I upgraded my Windows 2008 Hyper-V host server to Windows 2008 R2 last night. The upgrade went smoothly, but when it settled down as the new version, I found two virtual machines out of seventeen to be missing from the Hyper-V console UI.

From the Hyper-V event log i see

Log Name:      Microsoft-Windows-Hyper-V-VMMS-Admin
Source:        Microsoft-Windows-Hyper-V-VMMS
Date:          6/4/2011 2:31:26 AM
Event ID:      16300
Task Category: None
Level:         Error
User:          SYSTEM
Computer:      elune
Cannot load a virtual machine configuration: General access denied error (0x80070005) (Virtual machine ID 5185AC13-4148-4AFE-9024-6E74FE3C9754)
Event Xml:
<Event xmlns="http://schemas.microsoft.com/win/2004/08/events/event">
    <Provider Name="Microsoft-Windows-Hyper-V-VMMS" Guid="{6066F867-7CA1-4418-85FD-36E3F9C0600C}" />
    <TimeCreated SystemTime="2011-04-05T18:31:26.432942100Z" />
    <Correlation />
    <Execution ProcessID="1964" ThreadID="2064" />
    <Security UserID="S-1-5-18" />
    <VmlEventLog xmlns:auto-ns2="http://schemas.microsoft.com/win/2004/08/events" xmlns="http://www.microsoft.com/Windows/Virtualization/Events">

These "missing" VMs do not have any online snapshots tied to them. Even for those that did I removed and merge the snapshots based on Microsoft's advice, and they've "survived".

There seem to be a lot of "General access denied error (0x80070005)" discussion when it comes to starting virtual machines. But my case is the Hyper-V service being unable to even load the configuration, so Hyper-V knows where those VM config locations but don't have permission to access them?

The three Hyper-V services are launched with LOCAL SYSTEM account, and the "Virtual Machines" folders for those VMs do grant Full Control permissions. What I observe from the other VMs is their folders have additional ACEs for Virtual Machines group and the VM GUID itself?

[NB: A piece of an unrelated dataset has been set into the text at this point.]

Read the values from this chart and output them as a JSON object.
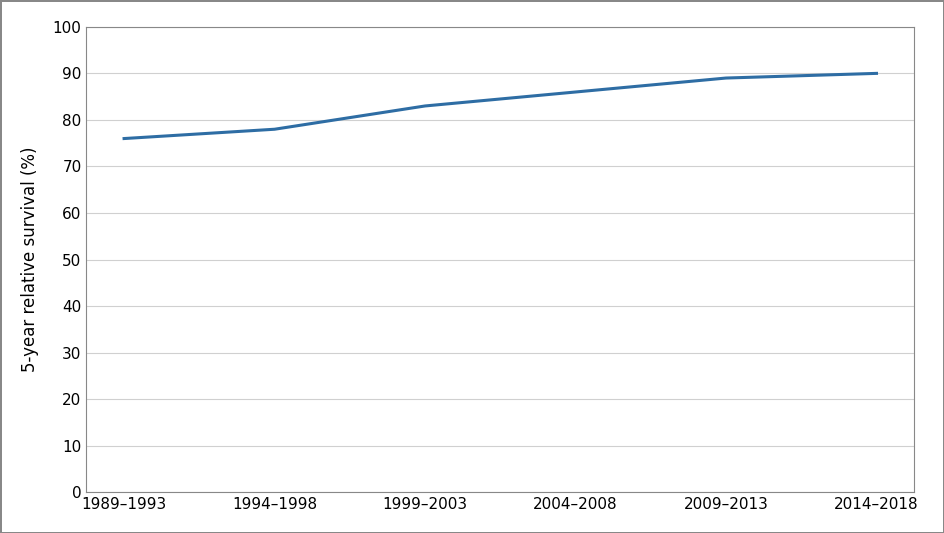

enter image description here

I tried to duplicate this ACE structure, but Windows cannot locate the GUID principals of those missing VMs. What would be causing this problem?

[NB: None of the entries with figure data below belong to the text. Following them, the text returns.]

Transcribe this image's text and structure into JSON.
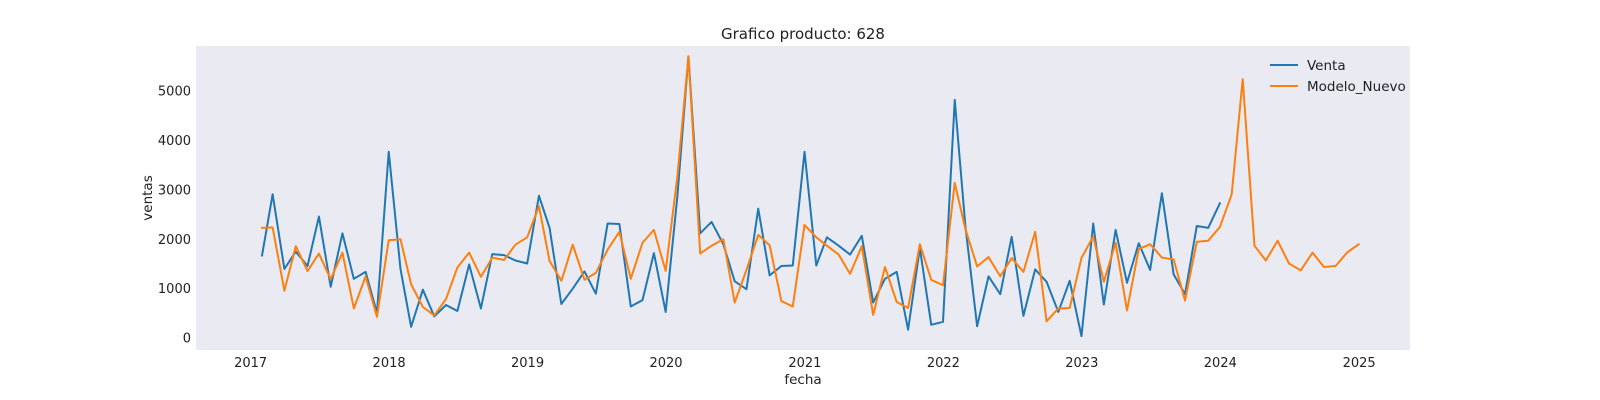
{
  "chart_data": {
    "type": "line",
    "title": "Grafico producto: 628",
    "xlabel": "fecha",
    "ylabel": "ventas",
    "xlim": [
      "2016-08-10",
      "2025-05-15"
    ],
    "ylim": [
      -250,
      5900
    ],
    "x_ticks": [
      {
        "date": "2017-01-01",
        "label": "2017"
      },
      {
        "date": "2018-01-01",
        "label": "2018"
      },
      {
        "date": "2019-01-01",
        "label": "2019"
      },
      {
        "date": "2020-01-01",
        "label": "2020"
      },
      {
        "date": "2021-01-01",
        "label": "2021"
      },
      {
        "date": "2022-01-01",
        "label": "2022"
      },
      {
        "date": "2023-01-01",
        "label": "2023"
      },
      {
        "date": "2024-01-01",
        "label": "2024"
      },
      {
        "date": "2025-01-01",
        "label": "2025"
      }
    ],
    "y_ticks": [
      0,
      1000,
      2000,
      3000,
      4000,
      5000
    ],
    "grid": false,
    "legend_position": "top-right",
    "series": [
      {
        "name": "Venta",
        "color": "#1f77b4",
        "points": [
          [
            "2017-01-31",
            1660
          ],
          [
            "2017-02-28",
            2900
          ],
          [
            "2017-03-31",
            1390
          ],
          [
            "2017-04-30",
            1740
          ],
          [
            "2017-05-31",
            1450
          ],
          [
            "2017-06-30",
            2450
          ],
          [
            "2017-07-31",
            1030
          ],
          [
            "2017-08-31",
            2110
          ],
          [
            "2017-09-30",
            1190
          ],
          [
            "2017-10-31",
            1330
          ],
          [
            "2017-11-30",
            500
          ],
          [
            "2017-12-31",
            3760
          ],
          [
            "2018-01-31",
            1390
          ],
          [
            "2018-02-28",
            220
          ],
          [
            "2018-03-31",
            970
          ],
          [
            "2018-04-30",
            430
          ],
          [
            "2018-05-31",
            660
          ],
          [
            "2018-06-30",
            540
          ],
          [
            "2018-07-31",
            1480
          ],
          [
            "2018-08-31",
            590
          ],
          [
            "2018-09-30",
            1690
          ],
          [
            "2018-10-31",
            1670
          ],
          [
            "2018-11-30",
            1560
          ],
          [
            "2018-12-31",
            1500
          ],
          [
            "2019-01-31",
            2870
          ],
          [
            "2019-02-28",
            2220
          ],
          [
            "2019-03-31",
            680
          ],
          [
            "2019-04-30",
            990
          ],
          [
            "2019-05-31",
            1340
          ],
          [
            "2019-06-30",
            890
          ],
          [
            "2019-07-31",
            2310
          ],
          [
            "2019-08-31",
            2300
          ],
          [
            "2019-09-30",
            630
          ],
          [
            "2019-10-31",
            760
          ],
          [
            "2019-11-30",
            1710
          ],
          [
            "2019-12-31",
            520
          ],
          [
            "2020-01-31",
            2870
          ],
          [
            "2020-02-29",
            5690
          ],
          [
            "2020-03-31",
            2110
          ],
          [
            "2020-04-30",
            2340
          ],
          [
            "2020-05-31",
            1890
          ],
          [
            "2020-06-30",
            1140
          ],
          [
            "2020-07-31",
            980
          ],
          [
            "2020-08-31",
            2610
          ],
          [
            "2020-09-30",
            1260
          ],
          [
            "2020-10-31",
            1450
          ],
          [
            "2020-11-30",
            1460
          ],
          [
            "2020-12-31",
            3760
          ],
          [
            "2021-01-31",
            1460
          ],
          [
            "2021-02-28",
            2030
          ],
          [
            "2021-03-31",
            1860
          ],
          [
            "2021-04-30",
            1680
          ],
          [
            "2021-05-31",
            2060
          ],
          [
            "2021-06-30",
            710
          ],
          [
            "2021-07-31",
            1190
          ],
          [
            "2021-08-31",
            1330
          ],
          [
            "2021-09-30",
            160
          ],
          [
            "2021-10-31",
            1810
          ],
          [
            "2021-11-30",
            260
          ],
          [
            "2021-12-31",
            320
          ],
          [
            "2022-01-31",
            4810
          ],
          [
            "2022-02-28",
            2260
          ],
          [
            "2022-03-31",
            230
          ],
          [
            "2022-04-30",
            1240
          ],
          [
            "2022-05-31",
            880
          ],
          [
            "2022-06-30",
            2040
          ],
          [
            "2022-07-31",
            440
          ],
          [
            "2022-08-31",
            1380
          ],
          [
            "2022-09-30",
            1130
          ],
          [
            "2022-10-31",
            520
          ],
          [
            "2022-11-30",
            1150
          ],
          [
            "2022-12-31",
            30
          ],
          [
            "2023-01-31",
            2310
          ],
          [
            "2023-02-28",
            670
          ],
          [
            "2023-03-31",
            2180
          ],
          [
            "2023-04-30",
            1110
          ],
          [
            "2023-05-31",
            1910
          ],
          [
            "2023-06-30",
            1370
          ],
          [
            "2023-07-31",
            2920
          ],
          [
            "2023-08-31",
            1280
          ],
          [
            "2023-09-30",
            880
          ],
          [
            "2023-10-31",
            2260
          ],
          [
            "2023-11-30",
            2220
          ],
          [
            "2023-12-31",
            2720
          ]
        ]
      },
      {
        "name": "Modelo_Nuevo",
        "color": "#ff7f0e",
        "points": [
          [
            "2017-01-31",
            2220
          ],
          [
            "2017-02-28",
            2230
          ],
          [
            "2017-03-31",
            950
          ],
          [
            "2017-04-30",
            1850
          ],
          [
            "2017-05-31",
            1350
          ],
          [
            "2017-06-30",
            1700
          ],
          [
            "2017-07-31",
            1180
          ],
          [
            "2017-08-31",
            1720
          ],
          [
            "2017-09-30",
            590
          ],
          [
            "2017-10-31",
            1240
          ],
          [
            "2017-11-30",
            420
          ],
          [
            "2017-12-31",
            1970
          ],
          [
            "2018-01-31",
            1990
          ],
          [
            "2018-02-28",
            1080
          ],
          [
            "2018-03-31",
            620
          ],
          [
            "2018-04-30",
            450
          ],
          [
            "2018-05-31",
            780
          ],
          [
            "2018-06-30",
            1420
          ],
          [
            "2018-07-31",
            1720
          ],
          [
            "2018-08-31",
            1230
          ],
          [
            "2018-09-30",
            1620
          ],
          [
            "2018-10-31",
            1570
          ],
          [
            "2018-11-30",
            1880
          ],
          [
            "2018-12-31",
            2030
          ],
          [
            "2019-01-31",
            2660
          ],
          [
            "2019-02-28",
            1550
          ],
          [
            "2019-03-31",
            1150
          ],
          [
            "2019-04-30",
            1880
          ],
          [
            "2019-05-31",
            1170
          ],
          [
            "2019-06-30",
            1310
          ],
          [
            "2019-07-31",
            1780
          ],
          [
            "2019-08-31",
            2140
          ],
          [
            "2019-09-30",
            1190
          ],
          [
            "2019-10-31",
            1920
          ],
          [
            "2019-11-30",
            2180
          ],
          [
            "2019-12-31",
            1350
          ],
          [
            "2020-01-31",
            3270
          ],
          [
            "2020-02-29",
            5690
          ],
          [
            "2020-03-31",
            1700
          ],
          [
            "2020-04-30",
            1860
          ],
          [
            "2020-05-31",
            1990
          ],
          [
            "2020-06-30",
            710
          ],
          [
            "2020-07-31",
            1370
          ],
          [
            "2020-08-31",
            2080
          ],
          [
            "2020-09-30",
            1870
          ],
          [
            "2020-10-31",
            740
          ],
          [
            "2020-11-30",
            630
          ],
          [
            "2020-12-31",
            2280
          ],
          [
            "2021-01-31",
            2030
          ],
          [
            "2021-02-28",
            1860
          ],
          [
            "2021-03-31",
            1680
          ],
          [
            "2021-04-30",
            1290
          ],
          [
            "2021-05-31",
            1850
          ],
          [
            "2021-06-30",
            460
          ],
          [
            "2021-07-31",
            1430
          ],
          [
            "2021-08-31",
            720
          ],
          [
            "2021-09-30",
            600
          ],
          [
            "2021-10-31",
            1890
          ],
          [
            "2021-11-30",
            1170
          ],
          [
            "2021-12-31",
            1060
          ],
          [
            "2022-01-31",
            3130
          ],
          [
            "2022-02-28",
            2200
          ],
          [
            "2022-03-31",
            1440
          ],
          [
            "2022-04-30",
            1630
          ],
          [
            "2022-05-31",
            1240
          ],
          [
            "2022-06-30",
            1610
          ],
          [
            "2022-07-31",
            1330
          ],
          [
            "2022-08-31",
            2140
          ],
          [
            "2022-09-30",
            330
          ],
          [
            "2022-10-31",
            590
          ],
          [
            "2022-11-30",
            600
          ],
          [
            "2022-12-31",
            1610
          ],
          [
            "2023-01-31",
            2050
          ],
          [
            "2023-02-28",
            1130
          ],
          [
            "2023-03-31",
            1920
          ],
          [
            "2023-04-30",
            550
          ],
          [
            "2023-05-31",
            1790
          ],
          [
            "2023-06-30",
            1890
          ],
          [
            "2023-07-31",
            1620
          ],
          [
            "2023-08-31",
            1580
          ],
          [
            "2023-09-30",
            750
          ],
          [
            "2023-10-31",
            1940
          ],
          [
            "2023-11-30",
            1960
          ],
          [
            "2023-12-31",
            2240
          ],
          [
            "2024-01-31",
            2900
          ],
          [
            "2024-02-29",
            5230
          ],
          [
            "2024-03-31",
            1860
          ],
          [
            "2024-04-30",
            1560
          ],
          [
            "2024-05-31",
            1960
          ],
          [
            "2024-06-30",
            1500
          ],
          [
            "2024-07-31",
            1360
          ],
          [
            "2024-08-31",
            1720
          ],
          [
            "2024-09-30",
            1430
          ],
          [
            "2024-10-31",
            1450
          ],
          [
            "2024-11-30",
            1720
          ],
          [
            "2024-12-31",
            1890
          ]
        ]
      }
    ]
  },
  "colors": {
    "plot_background": "#eaeaf2",
    "page_background": "#ffffff",
    "text": "#222222"
  }
}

  • I don't know what is causing the issue you are having and maybe this is obvious but you can easily recreate the VMs in Hyper-V Manager assigning the same resources (CPU, memory, NIC, etc) that were there before and just point the new VMs at the existing .vhd files and be back up in minutes.
    – icky3000
    Apr 6, 2011 at 7:10
  • yes, that is a possible workaround. however i am interested in investigating the details that influence these aspects.
    – icelava
    Apr 6, 2011 at 8:07

1 Answer 1


Well, this is a strange means.

The key thing is Windows/Hyper-V is referring to a "list" somewhere to tell it what virtual machines are registered with the server. My virtual machines are scattered across multiple drives, so there has to be a centralised repository. Which turns out to be

C:\ProgramData\Microsoft\Windows\Hyper-V\Virtual Machines

there are symbolic links that refer to the physical locations of the actual config XML files. I noticed the troubled VM links had a "lock" icon. enter image description here

I edited the security ACL of the troubled symbolic link. Sure enough it does not have the NT Virtual Machine account like the rest, so instead I granted it Full Control to the Users group. Restarted Hyper-V Virtual Machine Management service, and it could once again load up the missing VMs. It appears to work without the Virtual machine accounts.

Still haven't gotten the complete deep answers I was looking for to explain just what Hyper-V is requiring out of those Virtual machine accounts, but at least the original virtual machine config can be reused.